If anyone knows how complicated filing tax returns can be, it’s the IRS. After all, they make the rules! With that difficulty in mind, the agency recently emailed information about choosing wisely when selecting a tax preparer, and as a tax preparer myself, I strongly encourage this education. This is important, because no matter who prepares the return – even if it’s a professional – you are ultimately responsible for the facts it contains. Going with an incompetent or unethical preparer can land you in legal hot water, even if you don’t mean to commit fraud. So even if you are not fortunate enough to work with me, these tips can help you stay on safe ground when selecting someone to help prepare your taxes:
- Check qualifications: You can find qualified tax attorneys, CPAs, enrolled agents and seasonal tax workers in your area with the IRS Directory of Federal Tax Return Preparers with Credentials and Select Qualifications.
- Check their record: It’s a good idea to conduct a little background research. Look for licenses, disciplinary actions and other information through the Better Business Bureau, the appropriate State Board of Accountancy (for CPAs), the State Bar Association (for lawyers) or the IRS Directory (for enrolled agents).
- Look into fees: Be sure to ask about the fees that the tax preparer will charge. The IRS suggests avoiding those with fee structures based on a percentage of your refund and preparers who promise to get you more money back than their competitors.
- Request E-filing: If your preparer doesn’t offer this service, there’s a good chance they have very few customers.

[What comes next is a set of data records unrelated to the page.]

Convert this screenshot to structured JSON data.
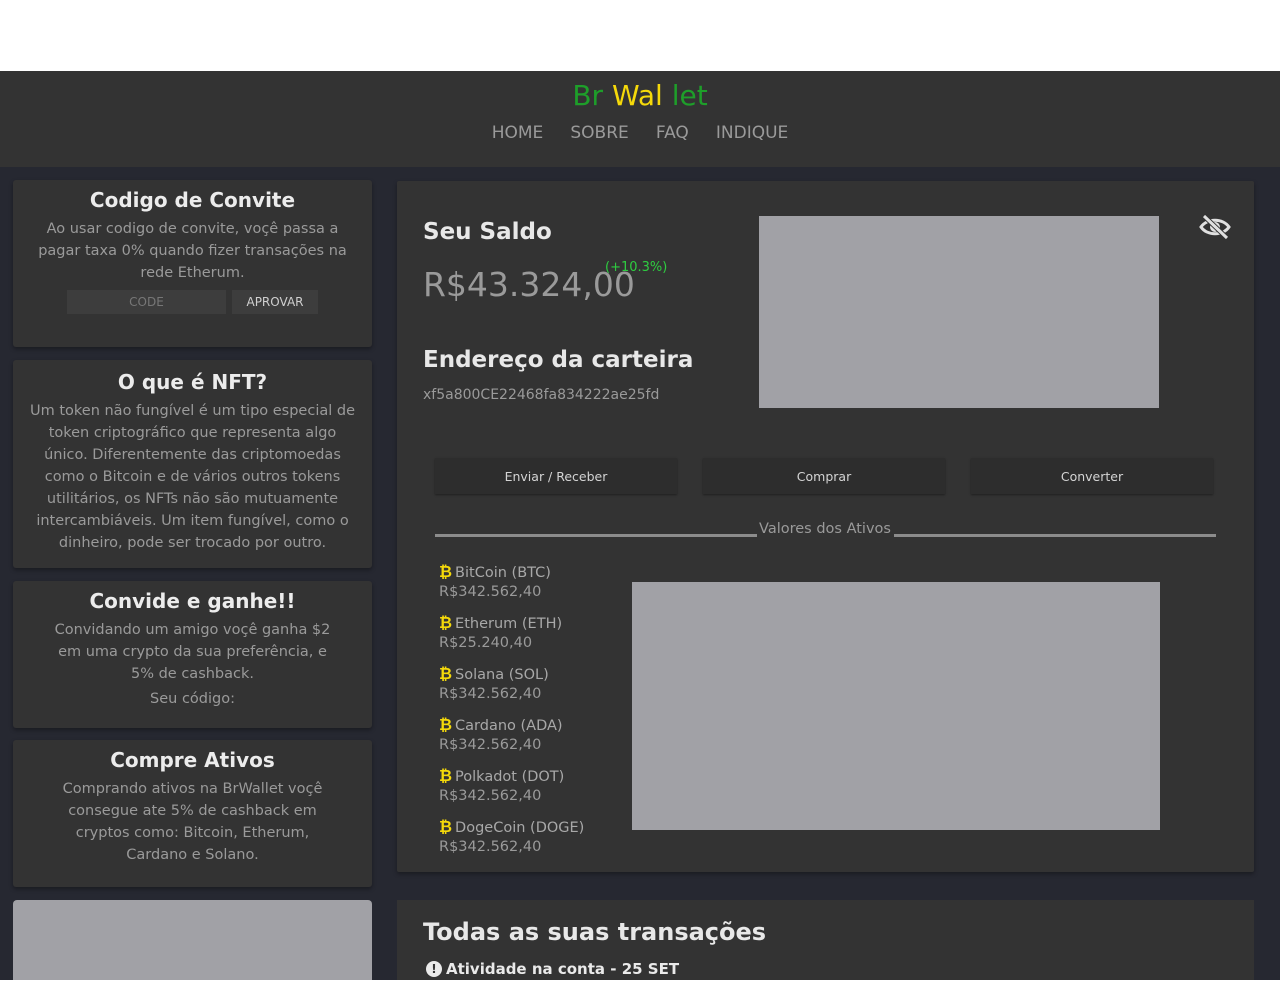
{
  "brand": {
    "part1": "Br",
    "part2": "Wal",
    "part3": "let",
    "color1": "#1e9e2a",
    "color2": "#f5d90a",
    "color3": "#1e9e2a"
  },
  "nav": {
    "home": "HOME",
    "sobre": "SOBRE",
    "faq": "FAQ",
    "indique": "INDIQUE"
  },
  "sidebar": {
    "invite": {
      "title": "Codigo de Convite",
      "text": "Ao usar codigo de convite, voçê passa a pagar taxa 0% quando fizer transações na rede Etherum.",
      "placeholder": "CODE",
      "button": "APROVAR"
    },
    "nft": {
      "title": "O que é NFT?",
      "text": "Um token não fungível é um tipo especial de token criptográfico que representa algo único. Diferentemente das criptomoedas como o Bitcoin e de vários outros tokens utilitários, os NFTs não são mutuamente intercambiáveis. Um item fungível, como o dinheiro, pode ser trocado por outro."
    },
    "refer": {
      "title": "Convide e ganhe!!",
      "text": "Convidando um amigo voçê ganha $2 em uma crypto da sua preferência, e 5% de cashback.",
      "code_label": "Seu código:"
    },
    "buy": {
      "title": "Compre Ativos",
      "text": "Comprando ativos na BrWallet voçê consegue ate 5% de cashback em cryptos como: Bitcoin, Etherum, Cardano e Solano."
    }
  },
  "wallet": {
    "balance_label": "Seu Saldo",
    "balance": "R$43.324,00",
    "change": "(+10.3%)",
    "address_label": "Endereço da carteira",
    "address": "xf5a800CE22468fa834222ae25fd",
    "actions": {
      "send": "Enviar / Receber",
      "buy": "Comprar",
      "convert": "Converter"
    },
    "assets_title": "Valores dos Ativos",
    "icon": "hide-eye-icon"
  },
  "assets": [
    {
      "name": "BitCoin (BTC)",
      "value": "R$342.562,40"
    },
    {
      "name": "Etherum (ETH)",
      "value": "R$25.240,40"
    },
    {
      "name": "Solana (SOL)",
      "value": "R$342.562,40"
    },
    {
      "name": "Cardano (ADA)",
      "value": "R$342.562,40"
    },
    {
      "name": "Polkadot (DOT)",
      "value": "R$342.562,40"
    },
    {
      "name": "DogeCoin (DOGE)",
      "value": "R$342.562,40"
    }
  ],
  "coin_symbol": "₿",
  "transactions": {
    "title": "Todas as suas transações",
    "activity": "Atividade na conta - 25 SET",
    "icon_glyph": "!"
  }
}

- Check availability: Avoid tax preparers who close up shop and disappear after the tax return deadline. Check up on your preparer after April 18 to make sure he or she is still around to answer any additional questions you may have.
- Bring your documents: Always be prepared with your W-2, 1099s, receipts and other tax documents. Filing taxes for clients based on the year’s final pay stub is illegal, so don’t choose a preparer who is willing to do this. Your preparer should ask to see all the tax documents they’ll need to file a complete and accurate return.
- Don’t sign it if it’s not complete: You should never agree to sign a blank return, nor will a qualified and ethical preparer ask you to do so.
- Check your return before you sign it: Always review tax returns and be sure it’s accurate before you sign it and ask questions if there’s something you disagree with or don’t understand. Make sure any refund goes directly to you and not your preparer – verify the account numbers and routing numbers shown on your return.
- Make sure the preparer signs your return: The IRS requires the signature and Preparer Tax Identification Number (PTIN) of paid tax preparers on completed returns.
- Report a dishonest preparer: If you suspect your tax preparer is dishonest, inform the IRS using Form 14157 and use Form 14157-A to report a preparer who you think may have filed or changed your return without your permission.
- Direct deposit: If you are getting a refund and your return is being prepared by a professional, always make sure your refund is direct deposited into your account, not their’s (refer to #8). An easy scam is when the preparer has the refund direct deposit into their own account to “cover fees,” then they change the return and increase the refund without telling the taxpayer.
Don’t be overly concerned, because most tax preparers are honest and do a good job for clients. But it never hurts to do your due diligence. Remember, when it’s all said and done, you are legally liable for your return.